Рыжий упрямец долго ждал привычных указаний, но чужое существо молчало. Тогда Хин заговорил сам:
— Почему ты не отвёз его?
— Сам приехал — и назад дорогу найдёт, — голос правителя.
— И ты даже не сказал ему, что я понимаю морит, — укорил мальчишка.
— Ты тоже, — равнодушно заметил Келеф.
— Мне жаль, что он уехал.
Сил'ан медленно обернулся. Хин объяснил:
— Рядом с ним ты казался юным.
— А тебе-то что с того? — недобрая усмешка.
Мальчишка улыбнулся и сотворил жест недоумения.
— Может, мне понравилось видеть тебя счастливым, — предположил он.
Уан встретился с ним взглядом, резко поднялся с пола. «Не поверил», — понял Хин.
— Почему ты так равнодушен к воинскому искусству и людям? — холодно спросило дитя Океана и Лун. — В чём твоя беда?
Рыжий упрямец отвёл глаза:
— Не знаю.
— Не знаешь, — медленно повторил Келеф.
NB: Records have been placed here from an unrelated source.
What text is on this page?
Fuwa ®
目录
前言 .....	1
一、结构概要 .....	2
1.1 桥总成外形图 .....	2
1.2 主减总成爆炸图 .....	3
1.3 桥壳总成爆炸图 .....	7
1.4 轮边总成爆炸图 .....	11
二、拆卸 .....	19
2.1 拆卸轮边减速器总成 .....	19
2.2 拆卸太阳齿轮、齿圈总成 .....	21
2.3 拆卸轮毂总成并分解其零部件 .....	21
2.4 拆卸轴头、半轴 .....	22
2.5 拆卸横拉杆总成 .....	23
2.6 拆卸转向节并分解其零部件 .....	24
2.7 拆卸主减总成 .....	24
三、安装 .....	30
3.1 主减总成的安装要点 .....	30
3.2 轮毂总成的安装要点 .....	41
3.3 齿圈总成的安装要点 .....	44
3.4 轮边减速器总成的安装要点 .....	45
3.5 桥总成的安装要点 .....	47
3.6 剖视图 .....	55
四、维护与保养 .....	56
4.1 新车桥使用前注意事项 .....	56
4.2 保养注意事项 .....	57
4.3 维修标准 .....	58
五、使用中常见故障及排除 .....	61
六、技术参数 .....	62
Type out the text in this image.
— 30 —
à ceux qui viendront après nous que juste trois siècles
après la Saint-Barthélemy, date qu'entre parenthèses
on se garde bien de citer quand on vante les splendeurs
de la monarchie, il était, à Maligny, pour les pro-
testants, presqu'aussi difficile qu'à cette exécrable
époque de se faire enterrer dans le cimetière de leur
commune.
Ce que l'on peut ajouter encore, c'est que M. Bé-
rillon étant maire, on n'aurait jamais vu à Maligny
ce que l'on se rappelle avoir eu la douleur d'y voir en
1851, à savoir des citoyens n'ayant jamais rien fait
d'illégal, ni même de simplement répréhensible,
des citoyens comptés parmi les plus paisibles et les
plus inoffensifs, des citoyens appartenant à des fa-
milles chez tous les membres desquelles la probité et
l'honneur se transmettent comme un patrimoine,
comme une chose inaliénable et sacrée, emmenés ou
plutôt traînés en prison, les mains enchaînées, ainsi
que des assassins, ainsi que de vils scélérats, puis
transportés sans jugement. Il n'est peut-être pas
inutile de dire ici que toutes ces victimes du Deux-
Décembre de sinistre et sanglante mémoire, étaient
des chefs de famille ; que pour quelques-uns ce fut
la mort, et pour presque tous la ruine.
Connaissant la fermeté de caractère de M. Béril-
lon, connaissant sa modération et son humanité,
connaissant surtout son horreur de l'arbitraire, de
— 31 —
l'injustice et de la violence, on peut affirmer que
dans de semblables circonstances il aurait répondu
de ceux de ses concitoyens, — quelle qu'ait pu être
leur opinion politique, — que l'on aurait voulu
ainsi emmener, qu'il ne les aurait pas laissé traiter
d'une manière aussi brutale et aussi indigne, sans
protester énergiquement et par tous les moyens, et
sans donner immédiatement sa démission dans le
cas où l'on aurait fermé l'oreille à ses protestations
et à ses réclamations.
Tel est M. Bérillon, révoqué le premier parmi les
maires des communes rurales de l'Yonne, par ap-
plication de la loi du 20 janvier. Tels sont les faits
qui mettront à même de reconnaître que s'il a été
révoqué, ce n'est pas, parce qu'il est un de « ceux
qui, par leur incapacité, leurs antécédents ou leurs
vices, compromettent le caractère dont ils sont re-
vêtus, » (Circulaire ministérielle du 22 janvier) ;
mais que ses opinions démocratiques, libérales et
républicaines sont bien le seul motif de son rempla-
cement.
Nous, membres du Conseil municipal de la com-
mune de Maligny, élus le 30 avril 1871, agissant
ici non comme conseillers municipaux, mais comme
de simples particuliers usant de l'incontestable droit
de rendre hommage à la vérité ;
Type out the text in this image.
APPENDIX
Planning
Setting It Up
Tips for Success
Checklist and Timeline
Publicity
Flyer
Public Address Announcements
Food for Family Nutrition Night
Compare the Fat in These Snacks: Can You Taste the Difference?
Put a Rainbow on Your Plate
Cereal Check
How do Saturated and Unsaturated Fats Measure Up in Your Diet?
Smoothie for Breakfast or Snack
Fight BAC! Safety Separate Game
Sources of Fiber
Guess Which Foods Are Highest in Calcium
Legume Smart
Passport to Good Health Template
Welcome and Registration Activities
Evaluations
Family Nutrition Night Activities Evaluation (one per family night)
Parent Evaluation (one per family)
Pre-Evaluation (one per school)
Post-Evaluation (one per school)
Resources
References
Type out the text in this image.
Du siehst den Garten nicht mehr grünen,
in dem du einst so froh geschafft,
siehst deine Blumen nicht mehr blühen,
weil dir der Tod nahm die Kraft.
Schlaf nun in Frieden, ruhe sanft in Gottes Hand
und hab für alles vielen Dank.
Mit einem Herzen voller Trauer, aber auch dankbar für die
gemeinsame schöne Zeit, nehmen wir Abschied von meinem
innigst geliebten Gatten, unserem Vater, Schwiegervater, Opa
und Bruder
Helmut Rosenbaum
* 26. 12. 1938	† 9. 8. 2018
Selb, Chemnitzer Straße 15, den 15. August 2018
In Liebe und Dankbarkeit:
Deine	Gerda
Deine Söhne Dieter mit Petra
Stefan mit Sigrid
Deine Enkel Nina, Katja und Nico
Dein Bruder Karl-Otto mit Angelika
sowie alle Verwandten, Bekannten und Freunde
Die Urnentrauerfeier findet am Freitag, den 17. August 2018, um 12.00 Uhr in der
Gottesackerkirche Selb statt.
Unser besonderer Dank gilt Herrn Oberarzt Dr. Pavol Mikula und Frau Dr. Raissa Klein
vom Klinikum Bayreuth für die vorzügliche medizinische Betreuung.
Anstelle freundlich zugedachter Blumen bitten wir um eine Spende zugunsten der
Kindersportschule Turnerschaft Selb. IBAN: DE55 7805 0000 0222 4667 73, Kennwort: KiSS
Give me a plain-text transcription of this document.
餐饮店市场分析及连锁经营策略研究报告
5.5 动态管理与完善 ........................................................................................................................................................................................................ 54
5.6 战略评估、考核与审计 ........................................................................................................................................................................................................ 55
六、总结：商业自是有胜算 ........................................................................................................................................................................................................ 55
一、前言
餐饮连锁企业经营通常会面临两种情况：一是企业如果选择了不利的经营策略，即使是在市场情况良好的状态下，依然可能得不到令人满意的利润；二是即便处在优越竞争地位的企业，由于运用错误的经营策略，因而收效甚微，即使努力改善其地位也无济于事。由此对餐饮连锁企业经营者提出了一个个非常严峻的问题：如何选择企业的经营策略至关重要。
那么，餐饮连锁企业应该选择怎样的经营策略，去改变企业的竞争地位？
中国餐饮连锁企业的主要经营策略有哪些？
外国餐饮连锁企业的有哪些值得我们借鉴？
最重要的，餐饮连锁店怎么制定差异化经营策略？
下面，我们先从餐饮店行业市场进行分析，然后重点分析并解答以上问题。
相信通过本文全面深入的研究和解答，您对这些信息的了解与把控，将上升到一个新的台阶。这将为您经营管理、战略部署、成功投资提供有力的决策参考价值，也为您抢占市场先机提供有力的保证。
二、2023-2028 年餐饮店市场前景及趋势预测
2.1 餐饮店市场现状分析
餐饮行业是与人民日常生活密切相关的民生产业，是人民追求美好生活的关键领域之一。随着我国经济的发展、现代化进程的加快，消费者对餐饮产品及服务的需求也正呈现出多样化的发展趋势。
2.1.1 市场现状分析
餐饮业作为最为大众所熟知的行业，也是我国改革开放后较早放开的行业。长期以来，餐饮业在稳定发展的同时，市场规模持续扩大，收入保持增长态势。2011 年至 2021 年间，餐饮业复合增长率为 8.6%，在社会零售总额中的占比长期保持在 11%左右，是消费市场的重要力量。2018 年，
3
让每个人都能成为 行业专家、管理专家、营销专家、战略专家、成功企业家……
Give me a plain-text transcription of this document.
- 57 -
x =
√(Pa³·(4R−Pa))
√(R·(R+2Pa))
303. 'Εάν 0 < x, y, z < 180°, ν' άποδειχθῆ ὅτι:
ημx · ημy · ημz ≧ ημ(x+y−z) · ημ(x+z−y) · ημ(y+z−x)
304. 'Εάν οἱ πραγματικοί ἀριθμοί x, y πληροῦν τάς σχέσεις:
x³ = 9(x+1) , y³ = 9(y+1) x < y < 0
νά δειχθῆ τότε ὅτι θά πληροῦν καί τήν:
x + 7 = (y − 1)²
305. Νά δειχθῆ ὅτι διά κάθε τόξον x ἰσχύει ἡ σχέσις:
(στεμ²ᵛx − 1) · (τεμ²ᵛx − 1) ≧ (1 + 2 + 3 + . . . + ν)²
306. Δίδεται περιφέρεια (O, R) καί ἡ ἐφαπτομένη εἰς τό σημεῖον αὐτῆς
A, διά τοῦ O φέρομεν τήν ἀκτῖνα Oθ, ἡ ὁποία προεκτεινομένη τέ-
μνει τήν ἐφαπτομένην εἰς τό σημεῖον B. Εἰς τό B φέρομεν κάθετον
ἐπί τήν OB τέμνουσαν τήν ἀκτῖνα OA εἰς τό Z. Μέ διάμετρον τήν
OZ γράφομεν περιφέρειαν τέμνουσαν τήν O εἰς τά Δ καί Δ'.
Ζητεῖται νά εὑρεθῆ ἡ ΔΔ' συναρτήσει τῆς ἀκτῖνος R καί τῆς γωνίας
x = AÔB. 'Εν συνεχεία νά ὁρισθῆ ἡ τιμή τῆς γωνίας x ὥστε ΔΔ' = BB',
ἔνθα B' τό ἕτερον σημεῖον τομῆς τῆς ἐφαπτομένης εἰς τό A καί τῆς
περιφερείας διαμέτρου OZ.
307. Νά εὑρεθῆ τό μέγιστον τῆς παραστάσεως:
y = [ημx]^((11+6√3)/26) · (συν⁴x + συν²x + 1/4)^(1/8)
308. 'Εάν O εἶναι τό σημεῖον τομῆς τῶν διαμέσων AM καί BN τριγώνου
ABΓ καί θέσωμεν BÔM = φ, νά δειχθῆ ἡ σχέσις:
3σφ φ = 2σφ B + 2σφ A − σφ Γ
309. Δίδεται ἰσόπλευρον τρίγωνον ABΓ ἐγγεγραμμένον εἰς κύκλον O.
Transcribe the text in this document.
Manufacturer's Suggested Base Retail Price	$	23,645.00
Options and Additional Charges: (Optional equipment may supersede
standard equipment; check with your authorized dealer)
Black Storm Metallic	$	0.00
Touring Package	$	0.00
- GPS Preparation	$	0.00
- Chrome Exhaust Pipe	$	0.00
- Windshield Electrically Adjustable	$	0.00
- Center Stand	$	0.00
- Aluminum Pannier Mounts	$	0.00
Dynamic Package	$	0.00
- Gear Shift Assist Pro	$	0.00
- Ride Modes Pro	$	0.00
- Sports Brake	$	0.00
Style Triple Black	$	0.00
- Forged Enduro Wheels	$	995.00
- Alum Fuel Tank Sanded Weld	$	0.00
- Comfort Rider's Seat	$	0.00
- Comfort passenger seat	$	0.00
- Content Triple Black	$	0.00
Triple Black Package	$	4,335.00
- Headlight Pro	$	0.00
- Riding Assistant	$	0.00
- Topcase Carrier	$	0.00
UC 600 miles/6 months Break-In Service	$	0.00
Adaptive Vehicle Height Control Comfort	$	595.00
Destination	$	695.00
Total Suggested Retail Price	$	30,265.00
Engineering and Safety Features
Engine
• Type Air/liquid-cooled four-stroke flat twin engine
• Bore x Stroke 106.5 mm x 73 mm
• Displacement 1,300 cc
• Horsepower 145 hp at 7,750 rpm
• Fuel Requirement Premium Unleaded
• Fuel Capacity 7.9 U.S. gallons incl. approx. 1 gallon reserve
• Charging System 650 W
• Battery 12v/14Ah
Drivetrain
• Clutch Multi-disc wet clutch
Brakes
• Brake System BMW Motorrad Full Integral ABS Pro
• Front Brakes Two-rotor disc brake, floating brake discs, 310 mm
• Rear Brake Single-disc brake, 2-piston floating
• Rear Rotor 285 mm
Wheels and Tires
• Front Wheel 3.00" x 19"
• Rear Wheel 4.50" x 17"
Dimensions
Подол чёрного платья взметнулся, напомнив мальчишке капюшон взбешённой змеи. Уан поплыл к выходу. — Вот и думай лучше о себе.
Летень, покрытый пылью с головы до ног, терпко пахнущий потом, проворно соскочил со спины ящера и низко поклонился Сил'ан. Стражники побросали ленты и шкуры, которыми украшали стену к предстоящему торжеству, и обступили прибывшего. «Гонец от уана Каогре, — слышались шепотки. — Случилось что-то?»
— Уан Кереф, — тяжело дыша, выговорил чужой летень, — произошло несчастье. Невеста вчера утром пожелала развлечься прогулкой на кошми[28] и упала неловко. Как было оговорено, выполнение обязательства теперь переходит к младшей дочери. Церемония переносится до дня её совершеннолетия. Вы согласны?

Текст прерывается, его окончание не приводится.